China’s inflation rises as food prices jump China’s CPI rose faster than expected at 1.4% yoy (expected: +1.0%, previous: 0.8%) but the PPI fell more than expected at -4.8% yoy (expected and previous: -4.3%). Inflation is focused in food, which may have had something to do with the timing of the Chinese New Year: food inflation jumped to +2.4% yoy from +1.1%, while non-food inflation rose only from +0.6% to +0.9%. It’s China’s non-food inflation that’s important for the rest of the world, not its food inflation. In any event, the overall inflation rate remains very low, and with the money supply target for this year lower than the actual result for last year, I don’t expect the inflation rate to rise particularly. Given China’s prominence as a trading nation, this disinflationary impulse is likely to keep downward pressure on prices globally and continue the “currency wars” that the financial world has fallen into as a result of central banks’ anti-deflation stance.

Today’s highlights: We have a relatively light day today as regards indicators. During the European session, French industrial production for January is expected to fall, a turnaround from the previous month.

In Norway, the CPI is forecast to have accelerated in February, probably due to the fact that the effect of lower oil prices is gradually fading. This could support the Krone temporarily as the market tries to anticipate the result of the Norges Bank monetary policy meeting on the 19th of March.

In the US, only data of secondary importance are coming out. The NFIB small business optimism for February is expected to have increased a bit, staying fractionally below its December 7-year high. While this indicator is not particularly market-affecting, it’s well worth watching because of the Fed’s emphasis on employment.
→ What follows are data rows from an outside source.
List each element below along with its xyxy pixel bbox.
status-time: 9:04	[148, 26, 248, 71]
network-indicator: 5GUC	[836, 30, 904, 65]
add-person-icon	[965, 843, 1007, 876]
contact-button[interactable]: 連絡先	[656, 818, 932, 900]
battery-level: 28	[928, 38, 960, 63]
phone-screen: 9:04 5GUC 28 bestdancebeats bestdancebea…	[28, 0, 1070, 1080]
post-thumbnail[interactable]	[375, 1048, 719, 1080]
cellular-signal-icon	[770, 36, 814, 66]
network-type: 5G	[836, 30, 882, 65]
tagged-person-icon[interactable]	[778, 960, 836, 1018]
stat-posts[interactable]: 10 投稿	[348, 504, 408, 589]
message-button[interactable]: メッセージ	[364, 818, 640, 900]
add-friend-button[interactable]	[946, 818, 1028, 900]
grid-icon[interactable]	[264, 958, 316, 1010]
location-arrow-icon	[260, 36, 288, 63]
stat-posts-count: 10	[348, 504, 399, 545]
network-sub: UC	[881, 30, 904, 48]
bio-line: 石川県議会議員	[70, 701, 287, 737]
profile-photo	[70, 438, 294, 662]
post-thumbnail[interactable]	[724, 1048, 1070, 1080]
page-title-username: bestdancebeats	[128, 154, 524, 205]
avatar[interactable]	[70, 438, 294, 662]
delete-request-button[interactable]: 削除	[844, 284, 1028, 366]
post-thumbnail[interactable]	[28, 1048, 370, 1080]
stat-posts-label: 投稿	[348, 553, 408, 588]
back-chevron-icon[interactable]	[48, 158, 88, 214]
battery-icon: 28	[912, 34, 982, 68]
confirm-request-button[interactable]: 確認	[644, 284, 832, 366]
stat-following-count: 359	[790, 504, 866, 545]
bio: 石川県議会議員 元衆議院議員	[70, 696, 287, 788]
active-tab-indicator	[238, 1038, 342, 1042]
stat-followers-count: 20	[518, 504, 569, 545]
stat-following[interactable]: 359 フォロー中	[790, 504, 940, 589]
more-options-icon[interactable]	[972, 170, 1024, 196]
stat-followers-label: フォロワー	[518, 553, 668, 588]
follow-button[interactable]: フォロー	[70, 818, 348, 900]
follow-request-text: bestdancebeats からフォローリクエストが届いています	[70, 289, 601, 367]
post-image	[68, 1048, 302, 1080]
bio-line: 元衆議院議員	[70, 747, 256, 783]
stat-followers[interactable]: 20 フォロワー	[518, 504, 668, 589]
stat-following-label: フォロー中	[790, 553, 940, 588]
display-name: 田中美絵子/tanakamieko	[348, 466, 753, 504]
Small businesses employ the majority of people in the US. The Job Opening and Labor Turnover Survey (JOLTS) report for January is forecast to show that the number of job openings has increased marginally. The market will also be watching for the “quit rate,” which Fed Chair Janet Yellen recently singled out as “a barometer of worker confidence in labor market opportunities.” Following last week’s strong employment data, this is likely to keep the USD supported. Wholesale inventories for January are also coming out.

As for the speakers, ECB Governing council member Ewald Nowotny, BoE Governor Mark Carney and BoE MPC member Ian McCafferty speak.